Thursday, March 19, 2009

The Economy is Job One

Warren Buffet, billionaire investor, says tending to the economic crisis is job one.

That it is, and for the most part, that is where taking advice from billionaires should end.

If we are to prioritize the action to be taken by the new administration and congress, with the economy being job one, progressing the tax code is the very first step to take in priority. Instead, however, action was immediately taken to finance healthcare with a regressive tax burden. The leadership was so concerned with winning a political game that the very measure to nourish economic health was abandoned to win it.

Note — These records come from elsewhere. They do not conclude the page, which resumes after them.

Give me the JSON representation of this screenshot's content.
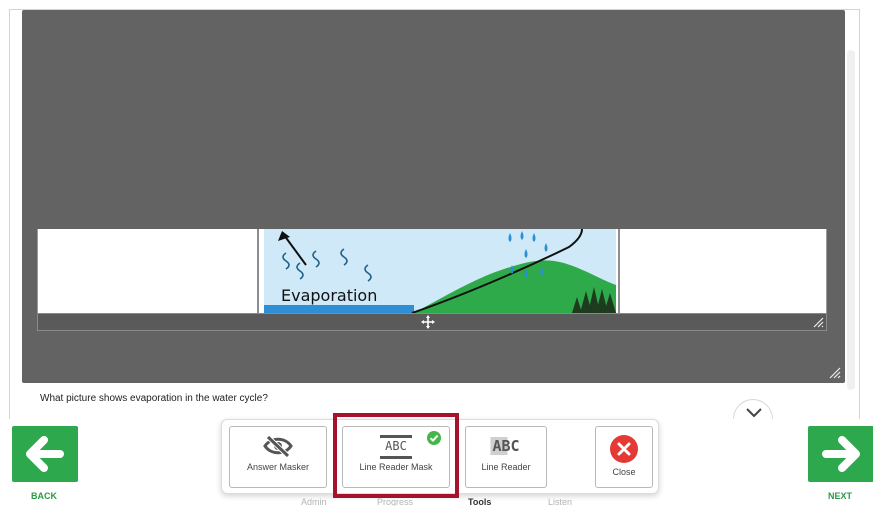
{
  "question": {
    "text": "What picture shows evaporation in the water cycle?"
  },
  "picture": {
    "label": "Evaporation"
  },
  "nav": {
    "back_label": "BACK",
    "next_label": "NEXT"
  },
  "tools": {
    "answer_masker": "Answer Masker",
    "line_reader_mask": "Line Reader Mask",
    "line_reader": "Line Reader",
    "close": "Close",
    "icon_text": "ABC"
  },
  "tabs": [
    "Admin",
    "Progress",
    "Tools",
    "Listen"
  ],
  "active_tab": "Tools",
  "colors": {
    "nav_green": "#2da84c",
    "highlight": "#a6122b",
    "close_red": "#e53935",
    "check_green": "#45b649",
    "mask_gray": "#636363"
  }
}
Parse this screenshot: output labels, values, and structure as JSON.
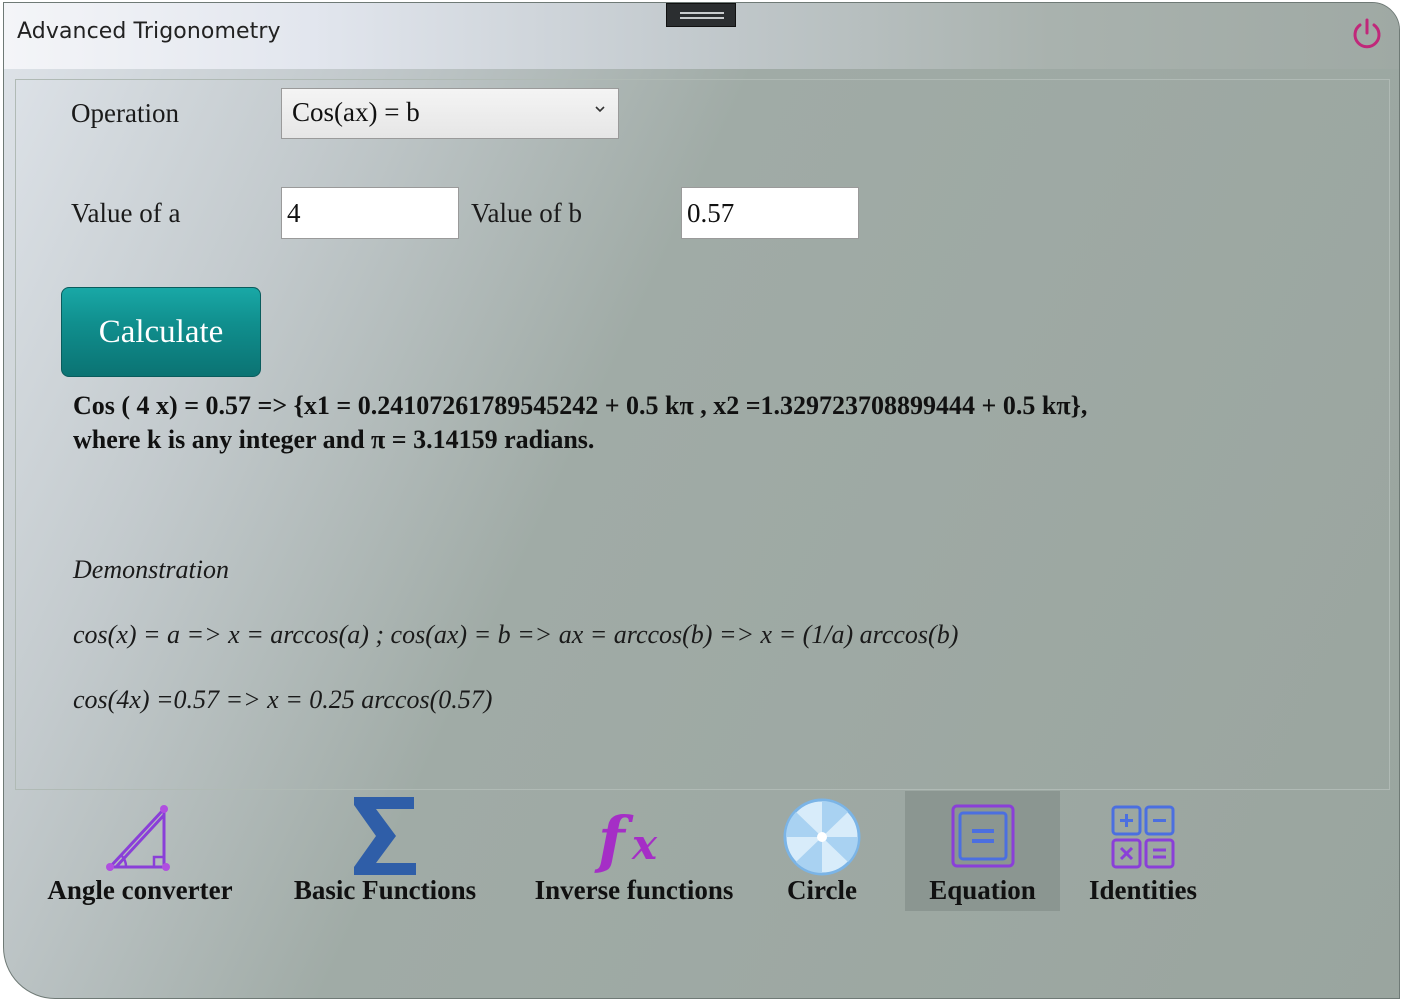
{
  "window": {
    "title": "Advanced Trigonometry"
  },
  "form": {
    "operation_label": "Operation",
    "operation_value": "Cos(ax) = b",
    "a_label": "Value of a",
    "a_value": "4",
    "b_label": "Value of b",
    "b_value": "0.57",
    "calculate_label": "Calculate"
  },
  "result": {
    "line1": "Cos ( 4 x) = 0.57 => {x1 = 0.24107261789545242 + 0.5 kπ , x2 =1.329723708899444 + 0.5 kπ},",
    "line2": "where k is any integer and π = 3.14159 radians."
  },
  "demonstration": {
    "heading": "Demonstration",
    "line1": "cos(x) = a => x = arccos(a) ; cos(ax) = b => ax = arccos(b) => x = (1/a) arccos(b)",
    "line2": "cos(4x) =0.57 => x = 0.25 arccos(0.57)"
  },
  "nav": {
    "items": [
      {
        "label": "Angle converter",
        "icon": "angle-icon"
      },
      {
        "label": "Basic Functions",
        "icon": "sigma-icon"
      },
      {
        "label": "Inverse functions",
        "icon": "fx-icon"
      },
      {
        "label": "Circle",
        "icon": "circle-icon"
      },
      {
        "label": "Equation",
        "icon": "equation-icon",
        "active": true
      },
      {
        "label": "Identities",
        "icon": "calculator-icon"
      }
    ]
  },
  "colors": {
    "accent_teal": "#108f8e",
    "power_magenta": "#c0287a",
    "icon_purple": "#8a3fd8",
    "active_nav_bg": "#8b9691"
  }
}
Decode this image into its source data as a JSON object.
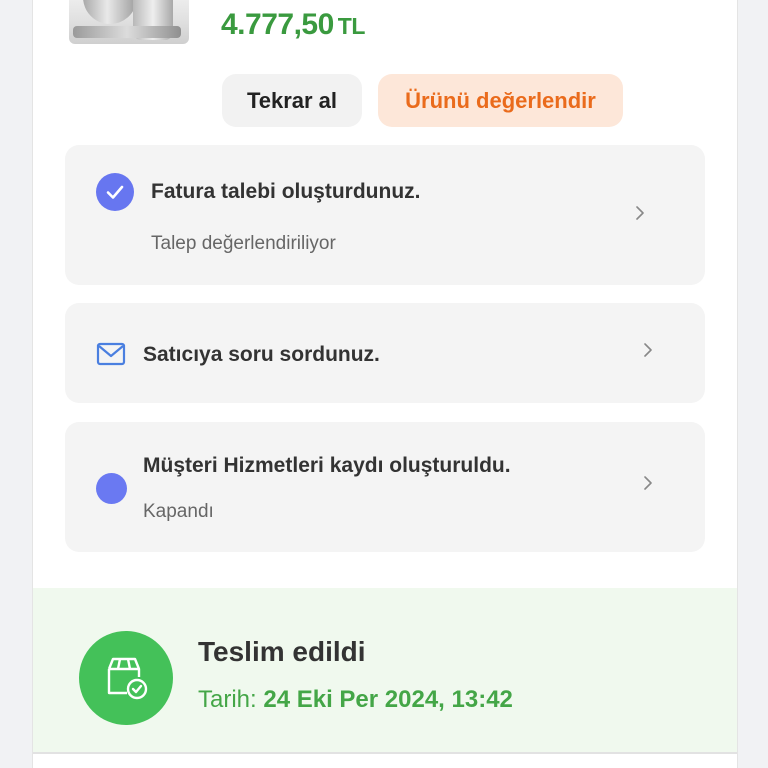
{
  "product": {
    "image_alt": "stand mixer",
    "price_amount": "4.777,50",
    "price_currency": "TL"
  },
  "actions": {
    "rebuy_label": "Tekrar al",
    "review_label": "Ürünü değerlendir"
  },
  "cards": [
    {
      "title": "Fatura talebi oluşturdunuz.",
      "subtitle": "Talep değerlendiriliyor",
      "icon": "check-circle-icon"
    },
    {
      "title": "Satıcıya soru sordunuz.",
      "icon": "mail-icon"
    },
    {
      "title": "Müşteri Hizmetleri kaydı oluşturuldu.",
      "subtitle": "Kapandı",
      "icon": "status-dot-icon"
    }
  ],
  "delivery": {
    "title": "Teslim edildi",
    "date_label": "Tarih:",
    "date_value": "24 Eki Per 2024, 13:42",
    "icon": "package-check-icon"
  },
  "colors": {
    "price_green": "#3a9a3f",
    "review_orange": "#ea6b1c",
    "review_bg": "#fde7d9",
    "accent_blue": "#6776f0",
    "delivered_green": "#44c159",
    "delivered_bg": "#f0f9ee"
  }
}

This kind of political gaming, to win at any cost, is not the model of pragmatism, but a self-satisfaction that is characteristic of a detached elite. The cost is that we do not have the benefit of a more progressive tax code any time soon to, for example, regain the multi-million dollar AIG executive compensation with at least some good measure of being both legal and properly equitable. Instead, it appears everything we are doing is frought with a good measure of inequity.

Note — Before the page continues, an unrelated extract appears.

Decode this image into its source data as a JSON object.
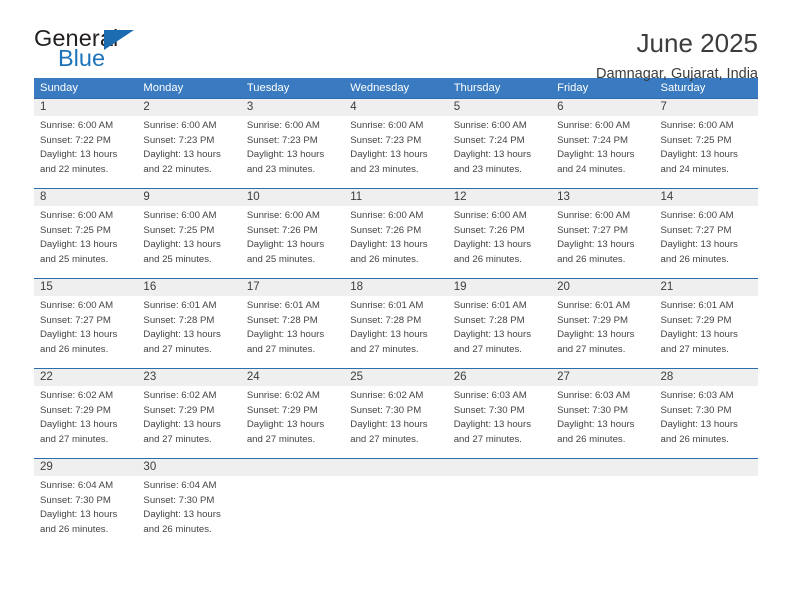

If the Obama administration is looking for advice, here it is: progress the tax code and do it now! Utilize the gamers and the gaming in the administration and congress to achieve the priority. Doing this will be Strong Pareto Optimal as opposed to what we have now being all of a sub-optimal benefit.

We need to recapitalize the economy from the accumulated benefit. That is accomplished through progressive taxation. The cyclical squeeze of illiquidity (deflation) is putting small businesses out of business and it is more difficult for start ups. The data is there to support the hypothesis that the classical effect of the cyclical trend is consolidating the capital and markets.

The capital needs to be deconsolidated and made available through the small business administration to provide a competitive multiplicity of the marketplace, and all of the Strong Pareto Optimality that comes with it. It can't be anymore expensive, certainly no more an onus, than bailing out what is "too big to fail." Quit alluding to it, gaming with those that are too big to fail, and just do it!

Pluralizing the marketplace with a progressive tax code, with no exemptions, renders the business model of "too big to fail" the model of inefficiency that it really is by providing an empirical comparison--an empirical measure of efficiency, continuous improvement and accountability, both micro and macro, that being too big to fail cannot, by definition, provide.

Everybody benefits (Strong Pareto Optimality), even a billionaire looking for accurate valuations and strong economic fundamentals, like Warren Buffet.

There it is, all the advice you need but are not likely to fully get.